Revue de Presse : De l’enfant consommateur à l’école consommatrice et prescriptrice

18 août 2015 by Lyonel Kaufmann

A la suite de la journée organisée par le ministère de l’éducation en avril 2015, (http://eduscol.education.fr/cid90065/le-marche-des-objets-communicants-les-jeux-et-l-education.html) sur le thème « Le marché des objets communicants, les jeux et l’éducation », Bruno Devauchelle s’interroge, dans son dernier billet, sur la place de la « consommation » dans l’éducation.
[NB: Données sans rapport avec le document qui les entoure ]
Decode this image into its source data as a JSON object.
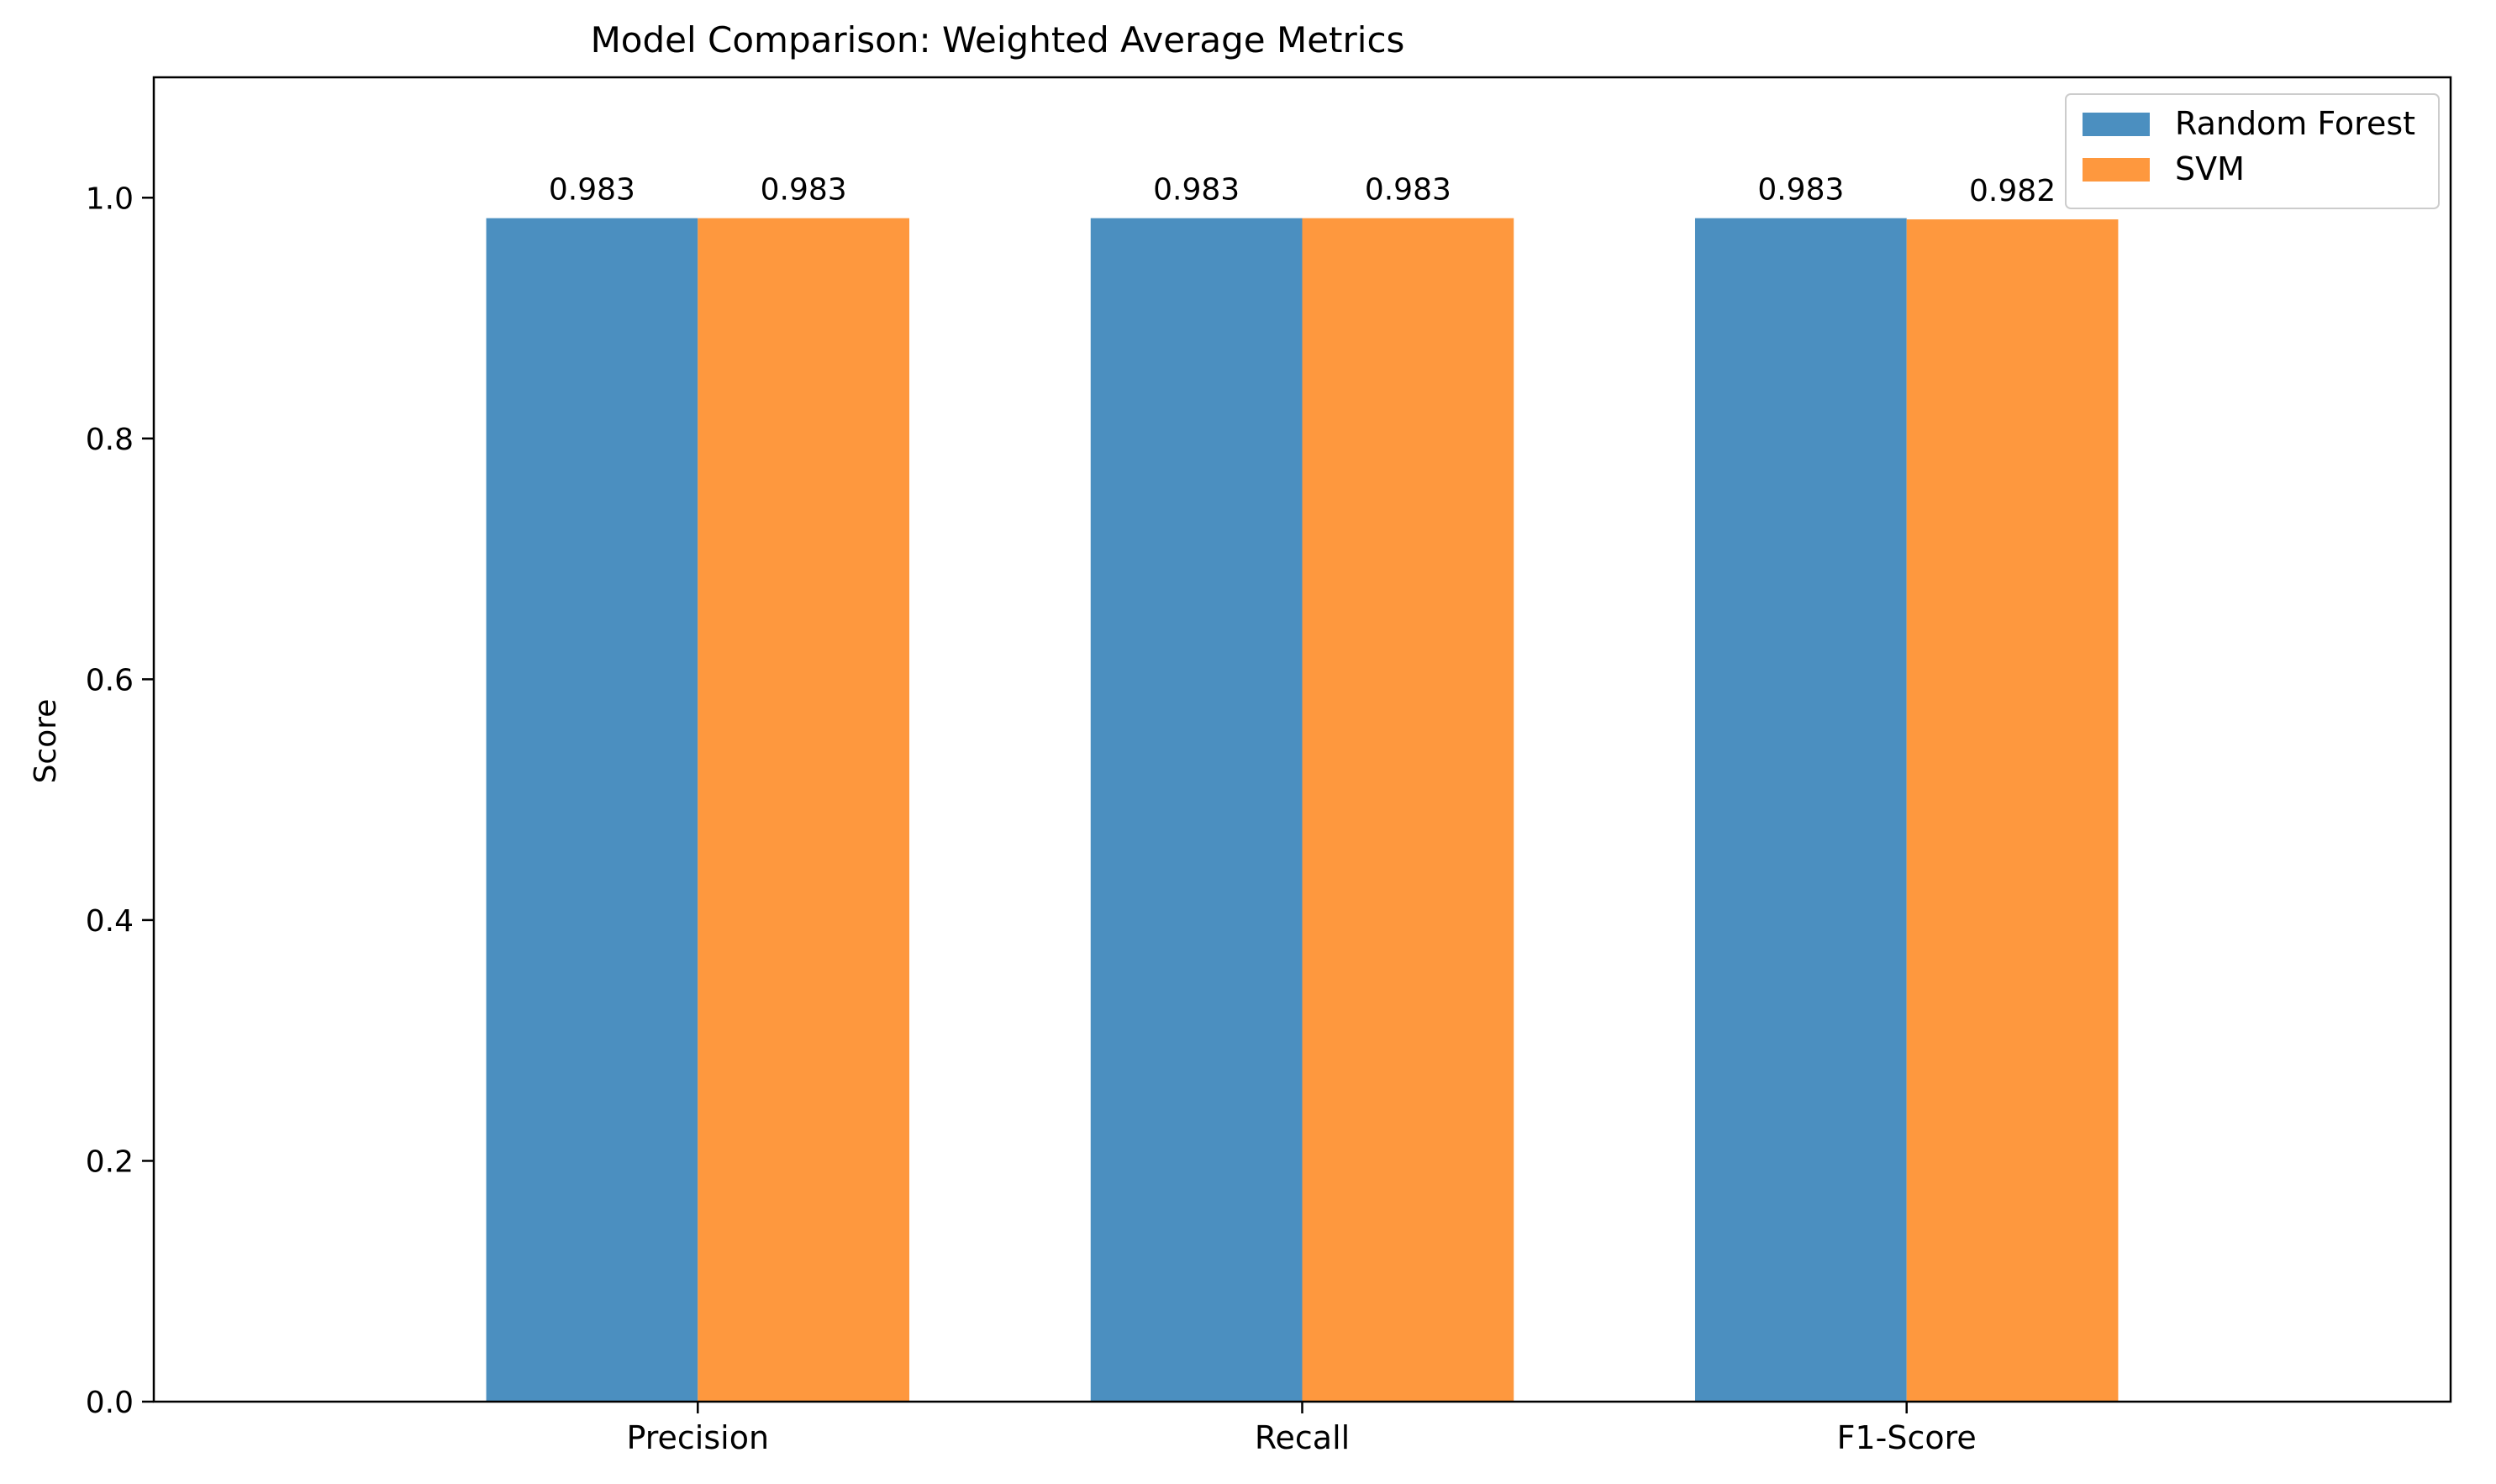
{
  "chart_data": {
    "type": "bar",
    "title": "Model Comparison: Weighted Average Metrics",
    "xlabel": "",
    "ylabel": "Score",
    "categories": [
      "Precision",
      "Recall",
      "F1-Score"
    ],
    "series": [
      {
        "name": "Random Forest",
        "color": "#4b8fc0",
        "values": [
          0.983,
          0.983,
          0.983
        ],
        "labels": [
          "0.983",
          "0.983",
          "0.983"
        ]
      },
      {
        "name": "SVM",
        "color": "#fe983e",
        "values": [
          0.983,
          0.983,
          0.982
        ],
        "labels": [
          "0.983",
          "0.983",
          "0.982"
        ]
      }
    ],
    "ylim": [
      0,
      1.1
    ],
    "yticks": [
      0.0,
      0.2,
      0.4,
      0.6,
      0.8,
      1.0
    ],
    "ytick_labels": [
      "0.0",
      "0.2",
      "0.4",
      "0.6",
      "0.8",
      "1.0"
    ],
    "grid": false,
    "legend_position": "top-right"
  }
}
S’il y a fort longtemps déjà l’enseignement recevait les marchands d’informatique en leur disant : si les élèves utilisent votre matériel ils seront prescripteurs pour les entreprises dans lesquelles ils travailleront, la situation est désormais autre et l’école de prescriptrice et devenue suiviste (et encore…). Certains s’en réjouissent. Or, comme l’indique Bruno Devauchelle, il y a plutôt à s’inquiéter de ce décalage de plus en plus important qui s’installe entre l’école et la société :

L’école ne serait plus prescriptrice mais suiviste. Au-delà des marchés, de la consommation, cibles faciles mais nécessaires, il y a plus généralement le décalage qui s’est creusé entre l’école et la société. Les promoteurs du retour à l’ancien temps heureux savent-ils qu’à l’époque l’école était bien la prescriptrice d’un ordre social et que la forme sociale était une suite logique de la forme scolaire ? Et pourtant s’ils analysaient ce fait, alors ils auraient une autre vision de l’école que celle qu’ils promeuvent. A moins qu’ils ne préfèrent ce retour en arrière pour tenter de restaurer cette force prescriptrice, mais pour prescrire quoi ? Car la force de l’école depuis sa création c’est que sa prescription était ancrée dans les réalités sociales du moment, sur l’ordre et la hiérarchie de l’école. Mais depuis tout ce temps bien des choses ont évolué, et pas uniquement le numérique, mais pour reprendre les trois premiers chapitres de « Petite Poucette » de Michel Serres ou encore « Deux pouces et des neurones » de Sylvie Octobre, un ensemble d’éléments qui font que les réalités sociales ont largement changé. Or l’école n’a pas modifié sa forme et a continué sur sa logique initiale de massification qui avait fait son succès jusqu’à la fin des trente glorieuses (1975).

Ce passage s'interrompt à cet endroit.